Declines across broad domestic equity indices continued Friday, with the S&P 500 Index SPX posting an intraday loss of -1.72% to bring it to a -4.65% return over the past week. Sharper declines earlier in the day led the 20-point chart of SPX to violate support previously seen at 3740 before falling to 3680 intraday. The chart now sits just a few boxes shy of the 3640 low seen in June and has given two consecutive sell signals over the past week. The sharp decline this week has also led to a weekly OBOS reading of -83% Friday, which marks one of the lowest end-of-week oversold readings for SPX since 2020. SPX has seen a reading of -83% on two prior instances this year, occurring on 5/20 and 6/17. The oversold nature of the index does suggest a heightened potential for a near-term rally, but it will remain to be seen if such a rally can be sustained.

The most recent drop for SPX led to its third 10% correction so far this year, which is tied for the most in any year dating back through 1950. To qualify in this count, the SPX needs to see a 10% decline followed by a 10% rally off that relative bottom. Other years that saw three separate 10% moves include 2008 and 1987. The first such occurrence this year came at the end of February, with that low coming on March 8. The S&P 500 then saw an 11% rally over the next three weeks, before again declining at the beginning of April. That movement saw a 20% drop ending at a bottom of 3666 on June 16, only to have the index turn around and climb 17% by August 16. The index has now seen a decline of about 14% from that date through movement Friday.

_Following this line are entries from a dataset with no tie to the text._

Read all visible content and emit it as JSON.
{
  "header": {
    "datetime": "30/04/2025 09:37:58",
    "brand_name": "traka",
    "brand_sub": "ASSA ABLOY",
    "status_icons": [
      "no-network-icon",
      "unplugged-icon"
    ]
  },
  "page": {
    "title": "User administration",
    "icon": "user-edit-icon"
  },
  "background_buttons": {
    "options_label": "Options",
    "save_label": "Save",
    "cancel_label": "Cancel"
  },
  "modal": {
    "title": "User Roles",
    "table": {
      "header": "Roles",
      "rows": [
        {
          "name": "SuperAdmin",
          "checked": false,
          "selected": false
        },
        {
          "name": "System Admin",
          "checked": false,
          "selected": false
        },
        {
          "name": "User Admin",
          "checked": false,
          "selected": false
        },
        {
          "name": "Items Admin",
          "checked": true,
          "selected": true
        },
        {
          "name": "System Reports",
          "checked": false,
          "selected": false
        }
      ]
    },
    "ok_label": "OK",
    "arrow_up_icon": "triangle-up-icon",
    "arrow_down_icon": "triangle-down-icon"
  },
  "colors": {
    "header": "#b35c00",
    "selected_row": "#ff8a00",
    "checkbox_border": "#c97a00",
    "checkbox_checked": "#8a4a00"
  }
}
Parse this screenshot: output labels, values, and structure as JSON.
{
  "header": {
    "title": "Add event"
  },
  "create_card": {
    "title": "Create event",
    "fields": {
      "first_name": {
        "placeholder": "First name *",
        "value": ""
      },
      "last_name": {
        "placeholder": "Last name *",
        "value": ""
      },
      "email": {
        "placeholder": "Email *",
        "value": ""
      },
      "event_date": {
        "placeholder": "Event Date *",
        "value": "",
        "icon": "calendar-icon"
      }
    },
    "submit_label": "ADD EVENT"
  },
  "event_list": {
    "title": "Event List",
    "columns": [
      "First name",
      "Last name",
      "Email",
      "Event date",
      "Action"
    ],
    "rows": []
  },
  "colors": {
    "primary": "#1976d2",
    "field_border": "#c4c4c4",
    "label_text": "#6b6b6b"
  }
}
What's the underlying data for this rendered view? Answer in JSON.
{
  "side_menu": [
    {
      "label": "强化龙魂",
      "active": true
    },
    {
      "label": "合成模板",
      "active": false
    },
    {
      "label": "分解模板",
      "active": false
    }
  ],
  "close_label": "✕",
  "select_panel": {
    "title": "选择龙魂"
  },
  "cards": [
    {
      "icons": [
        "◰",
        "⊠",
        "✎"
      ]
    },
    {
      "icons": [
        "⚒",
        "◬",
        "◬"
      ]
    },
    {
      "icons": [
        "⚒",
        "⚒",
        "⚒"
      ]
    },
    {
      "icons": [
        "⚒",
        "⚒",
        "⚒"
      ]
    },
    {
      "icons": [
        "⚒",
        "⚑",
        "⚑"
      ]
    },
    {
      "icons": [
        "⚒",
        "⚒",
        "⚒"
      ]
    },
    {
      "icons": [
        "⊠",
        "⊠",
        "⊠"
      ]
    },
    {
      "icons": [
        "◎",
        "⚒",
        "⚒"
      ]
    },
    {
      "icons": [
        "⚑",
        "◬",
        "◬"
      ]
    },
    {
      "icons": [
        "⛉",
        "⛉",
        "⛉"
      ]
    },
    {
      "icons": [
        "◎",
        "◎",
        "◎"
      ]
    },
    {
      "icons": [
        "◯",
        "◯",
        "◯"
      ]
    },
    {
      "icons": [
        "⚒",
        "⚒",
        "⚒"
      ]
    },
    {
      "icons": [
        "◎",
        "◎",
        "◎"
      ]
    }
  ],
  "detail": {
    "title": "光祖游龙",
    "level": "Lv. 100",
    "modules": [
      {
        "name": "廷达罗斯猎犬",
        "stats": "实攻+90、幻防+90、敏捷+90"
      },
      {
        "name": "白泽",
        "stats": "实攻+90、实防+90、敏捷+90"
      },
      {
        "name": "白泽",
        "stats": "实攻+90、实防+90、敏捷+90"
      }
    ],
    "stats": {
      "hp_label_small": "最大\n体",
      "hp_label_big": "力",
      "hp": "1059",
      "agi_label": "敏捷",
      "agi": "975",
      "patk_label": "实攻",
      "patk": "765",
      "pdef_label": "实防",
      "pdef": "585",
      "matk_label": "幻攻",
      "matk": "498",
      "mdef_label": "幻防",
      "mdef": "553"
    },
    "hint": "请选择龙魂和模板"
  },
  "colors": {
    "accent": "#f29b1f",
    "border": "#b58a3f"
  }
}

We have now seen four separate 10% corrections in the 2020s including the drop in early 2020. That compares to six such instances throughout all the 2010s. The 2000s saw significantly more corrections, at a count of eleven. Since the beginning of 1950, the S&P 500 has averaged between just under seven corrections in each decade, with those instances seeing an average correction-to-trough decline of -7.96%. Some decades, like the 1960s and 2000s, have seen double-digit correction-to-trough averages.
On the other hand, the 1990s and 2010s saw average further declines of -3.57% and -4.71%, respectively. We are currently at a 4.65% move lower from the 10% drop seen on 9/16. If we were to see a decline in line with the -7.96% average further decline since 1950 would place the index near 3580, or just beneath the bottom of the current trading band.